D. Tusk może być dumny z syna, gdyż ten okazał się być osobą inteligentną, ułożoną, był grzeczny i starał się odpowiadać na pytania.
Jest dumny, ponieważ to jego kopia – kopia człowieka interesu, człowieka, który w dążeniu do celu nie zastanawia się nad kwestiami moralnymi, nie przywiązuje wagi do swoich słów w przeszłości. Wielokrotnie w zeznaniach młody Tusk odpowiadał: „Być może tak mówiłem, tak robiłem, być może spotykałem się…” Coś sugerował, narzucał jakieś „obowiązujące” standardy: „Tak ?”. „Tak”, to było słówko-wytrych mające uwiarygadniać postawione przez niego tezy.

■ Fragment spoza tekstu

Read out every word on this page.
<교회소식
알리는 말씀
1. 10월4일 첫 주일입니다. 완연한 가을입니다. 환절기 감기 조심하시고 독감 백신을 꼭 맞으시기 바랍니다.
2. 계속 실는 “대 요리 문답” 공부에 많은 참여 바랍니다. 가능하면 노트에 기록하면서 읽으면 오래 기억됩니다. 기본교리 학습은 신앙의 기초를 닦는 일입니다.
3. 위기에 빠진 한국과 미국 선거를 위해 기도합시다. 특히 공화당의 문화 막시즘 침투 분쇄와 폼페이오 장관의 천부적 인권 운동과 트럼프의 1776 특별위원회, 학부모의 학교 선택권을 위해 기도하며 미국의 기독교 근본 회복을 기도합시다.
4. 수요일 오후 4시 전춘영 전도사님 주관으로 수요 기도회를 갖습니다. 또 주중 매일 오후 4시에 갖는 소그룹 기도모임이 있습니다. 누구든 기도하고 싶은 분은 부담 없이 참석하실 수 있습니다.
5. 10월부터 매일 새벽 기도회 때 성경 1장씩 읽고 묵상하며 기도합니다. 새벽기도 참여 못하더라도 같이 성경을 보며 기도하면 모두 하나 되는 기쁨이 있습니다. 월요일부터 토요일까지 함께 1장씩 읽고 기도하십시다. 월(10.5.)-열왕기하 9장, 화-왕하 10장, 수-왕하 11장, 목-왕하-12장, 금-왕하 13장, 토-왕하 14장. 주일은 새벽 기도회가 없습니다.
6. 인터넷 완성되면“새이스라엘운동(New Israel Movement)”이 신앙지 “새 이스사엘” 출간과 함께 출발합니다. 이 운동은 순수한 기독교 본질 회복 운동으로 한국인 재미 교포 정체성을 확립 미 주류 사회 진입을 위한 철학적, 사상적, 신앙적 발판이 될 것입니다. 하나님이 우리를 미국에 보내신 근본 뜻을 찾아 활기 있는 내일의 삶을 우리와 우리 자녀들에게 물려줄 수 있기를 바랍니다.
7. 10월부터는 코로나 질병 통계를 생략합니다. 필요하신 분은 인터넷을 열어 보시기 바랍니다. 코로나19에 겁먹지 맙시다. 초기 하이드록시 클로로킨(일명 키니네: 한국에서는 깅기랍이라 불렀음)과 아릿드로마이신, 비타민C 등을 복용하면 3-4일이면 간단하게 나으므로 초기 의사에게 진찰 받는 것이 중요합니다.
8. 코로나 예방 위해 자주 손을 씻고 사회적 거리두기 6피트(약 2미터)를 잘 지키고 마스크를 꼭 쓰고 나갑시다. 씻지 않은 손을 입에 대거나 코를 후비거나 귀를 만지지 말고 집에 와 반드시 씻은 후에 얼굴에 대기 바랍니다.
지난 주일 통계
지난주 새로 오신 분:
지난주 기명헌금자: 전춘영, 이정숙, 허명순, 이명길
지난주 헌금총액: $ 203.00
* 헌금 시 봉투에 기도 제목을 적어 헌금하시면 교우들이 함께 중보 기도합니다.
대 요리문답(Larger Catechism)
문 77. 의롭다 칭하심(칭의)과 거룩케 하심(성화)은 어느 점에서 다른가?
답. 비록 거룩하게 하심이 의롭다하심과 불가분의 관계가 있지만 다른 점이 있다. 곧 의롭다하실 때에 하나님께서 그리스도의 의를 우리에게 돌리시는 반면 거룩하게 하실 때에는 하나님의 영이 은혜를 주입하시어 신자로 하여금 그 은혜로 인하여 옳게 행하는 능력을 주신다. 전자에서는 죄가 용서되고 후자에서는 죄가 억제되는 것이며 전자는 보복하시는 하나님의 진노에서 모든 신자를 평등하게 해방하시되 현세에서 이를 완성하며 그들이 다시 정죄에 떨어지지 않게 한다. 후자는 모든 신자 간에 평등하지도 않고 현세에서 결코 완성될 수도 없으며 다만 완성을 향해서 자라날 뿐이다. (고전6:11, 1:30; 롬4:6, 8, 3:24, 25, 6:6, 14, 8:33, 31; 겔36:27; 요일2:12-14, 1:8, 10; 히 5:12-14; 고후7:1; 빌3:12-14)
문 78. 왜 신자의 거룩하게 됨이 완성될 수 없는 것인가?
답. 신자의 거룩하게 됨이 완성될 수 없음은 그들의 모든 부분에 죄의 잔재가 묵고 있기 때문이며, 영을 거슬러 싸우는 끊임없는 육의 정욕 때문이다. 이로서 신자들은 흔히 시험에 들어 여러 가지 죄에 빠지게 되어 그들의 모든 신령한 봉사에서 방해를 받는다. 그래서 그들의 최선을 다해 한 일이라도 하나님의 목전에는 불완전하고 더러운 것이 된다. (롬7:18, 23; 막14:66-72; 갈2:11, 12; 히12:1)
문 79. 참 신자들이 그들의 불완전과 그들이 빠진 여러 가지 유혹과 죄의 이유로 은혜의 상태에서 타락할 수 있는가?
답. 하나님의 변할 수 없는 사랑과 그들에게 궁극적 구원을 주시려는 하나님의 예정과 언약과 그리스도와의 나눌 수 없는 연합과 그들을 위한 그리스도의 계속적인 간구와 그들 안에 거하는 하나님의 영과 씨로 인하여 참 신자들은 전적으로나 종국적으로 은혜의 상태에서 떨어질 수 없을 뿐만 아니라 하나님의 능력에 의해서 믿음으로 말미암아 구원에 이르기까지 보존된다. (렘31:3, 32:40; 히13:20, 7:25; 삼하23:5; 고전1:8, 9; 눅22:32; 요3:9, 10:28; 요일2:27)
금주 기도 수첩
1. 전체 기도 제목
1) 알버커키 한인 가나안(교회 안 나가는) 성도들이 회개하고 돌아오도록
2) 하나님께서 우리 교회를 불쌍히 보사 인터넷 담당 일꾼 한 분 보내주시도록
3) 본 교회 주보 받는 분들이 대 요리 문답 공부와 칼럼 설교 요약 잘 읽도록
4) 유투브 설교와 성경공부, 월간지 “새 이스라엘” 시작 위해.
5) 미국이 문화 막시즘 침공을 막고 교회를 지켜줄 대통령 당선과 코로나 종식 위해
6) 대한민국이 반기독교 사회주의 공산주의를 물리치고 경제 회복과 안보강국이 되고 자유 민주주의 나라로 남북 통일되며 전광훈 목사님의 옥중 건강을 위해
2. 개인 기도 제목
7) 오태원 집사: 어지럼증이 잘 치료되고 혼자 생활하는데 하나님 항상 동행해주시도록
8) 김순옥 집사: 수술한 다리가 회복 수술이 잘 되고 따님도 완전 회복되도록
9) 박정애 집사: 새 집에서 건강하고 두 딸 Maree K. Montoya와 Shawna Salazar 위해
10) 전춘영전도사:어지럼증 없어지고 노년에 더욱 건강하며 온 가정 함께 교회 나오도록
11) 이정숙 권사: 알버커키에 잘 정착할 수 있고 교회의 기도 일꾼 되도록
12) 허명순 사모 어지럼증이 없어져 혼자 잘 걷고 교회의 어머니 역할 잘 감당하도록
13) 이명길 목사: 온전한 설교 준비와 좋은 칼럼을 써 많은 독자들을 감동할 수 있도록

Co istotniejsze (pomijając merytoryczną zawartość, która raczej obciąża nie jego samego, tylko ważnego rodziciela) – wszystko to było wypowiedziane w pewnego rodzaju specyficznym slangu, bez dbałości o polszczyznę, skrótowo, często zdanie bywało pozbawione orzeczenia, z dużą dawką gestykulacji i mimiki. Język, jakim się M. Tusk posługiwał w czasie składania zeznań jest jego językiem codziennym – to język geszefciarzy nagranych w lokalu dygnitarzy III RP. Doświadczeni politycy oficjalnie posługują się polszczyzną od biedy – poprawną – tego najwyraźniej młody Tusk się nie nauczył. Zarówno w domu rodzinnym, jak i w redakcji GW ten slangowy pseudo biznesowy język jest chyba normą. Najprawdopodobniej (na wzór nagrań w w/w lokalu) bywa okraszony tzw. „mocnym słowem”.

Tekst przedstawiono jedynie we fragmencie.